President of the National Council
- In office 27 November 2017 – 26 November 2018
- Preceded by: Jürg Stahl
- Succeeded by: Marina Carobbio Guscetti

Personal details
- Born: 28 April 1956 (age 69) Fribourg, Switzerland
- Political party: Christian Democratic People's Party

= Dominique de Buman =

Swiss politician

Dominique de Buman (born 28 April 1956) is a Swiss politician. He was a Vice President of the Christian Democratic People's Party between 2004 and 2016. In November 2017, he began a one-year term as President of the National Council, succeeding Jürg Stahl.

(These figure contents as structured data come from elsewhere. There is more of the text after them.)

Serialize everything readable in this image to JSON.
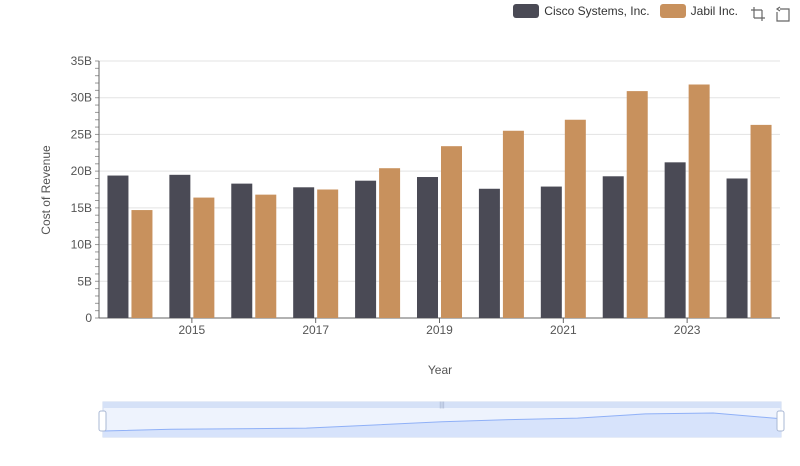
{
  "chart_data": {
    "type": "bar",
    "title": "",
    "xlabel": "Year",
    "ylabel": "Cost of Revenue",
    "categories": [
      "2014",
      "2015",
      "2016",
      "2017",
      "2018",
      "2019",
      "2020",
      "2021",
      "2022",
      "2023",
      "2024"
    ],
    "x_tick_labels": [
      "2015",
      "2017",
      "2019",
      "2021",
      "2023"
    ],
    "y_tick_labels": [
      "0",
      "5B",
      "10B",
      "15B",
      "20B",
      "25B",
      "30B",
      "35B"
    ],
    "ylim": [
      0,
      35
    ],
    "value_unit": "billions",
    "grid": true,
    "legend_position": "top-right",
    "series": [
      {
        "name": "Cisco Systems, Inc.",
        "color": "#4a4a55",
        "values": [
          19.4,
          19.5,
          18.3,
          17.8,
          18.7,
          19.2,
          17.6,
          17.9,
          19.3,
          21.2,
          19.0
        ]
      },
      {
        "name": "Jabil Inc.",
        "color": "#c8915d",
        "values": [
          14.7,
          16.4,
          16.8,
          17.5,
          20.4,
          23.4,
          25.5,
          27.0,
          30.9,
          31.8,
          26.3
        ]
      }
    ]
  },
  "toolbox": {
    "icons": [
      "zoom-icon",
      "restore-icon"
    ]
  },
  "slider": {
    "start": 0,
    "end": 100,
    "fill_color": "#d7e3fb",
    "line_color": "#8fb0f7"
  }
}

At the cantonal level, de Buman sat in the Grand Council (1986-2003). He was subsequently elected to the National Assembly as well as being elected as Vice President of the Christian Democratic People's Party on 18 September 2004. In the Federal Parliament, de Buman served on the Committee for Science, Education and Culture, the Committee for Economic Affairs and Taxation, and the Control Committee.

In 2007, de Buman was president of the organizing committee for the celebration of the 850th anniversary of the city of Fribourg. From 1994 to 2009 he presided over the Sparkasse his hometown.

From 1991 until 2004 de Buman was chief of staff of the pension fund of the city of Freiburg. Their poor leadership - the coverage reached only 32% - resulted in the formation of a commission of inquiry, which made de Buman partly responsible for the unfortunate situation.

He served as President of the National Council from 2017 to 2018. He did not run for re-election as the bylaws of the Fribourg Christian Democrats impose a four-term limit on its members.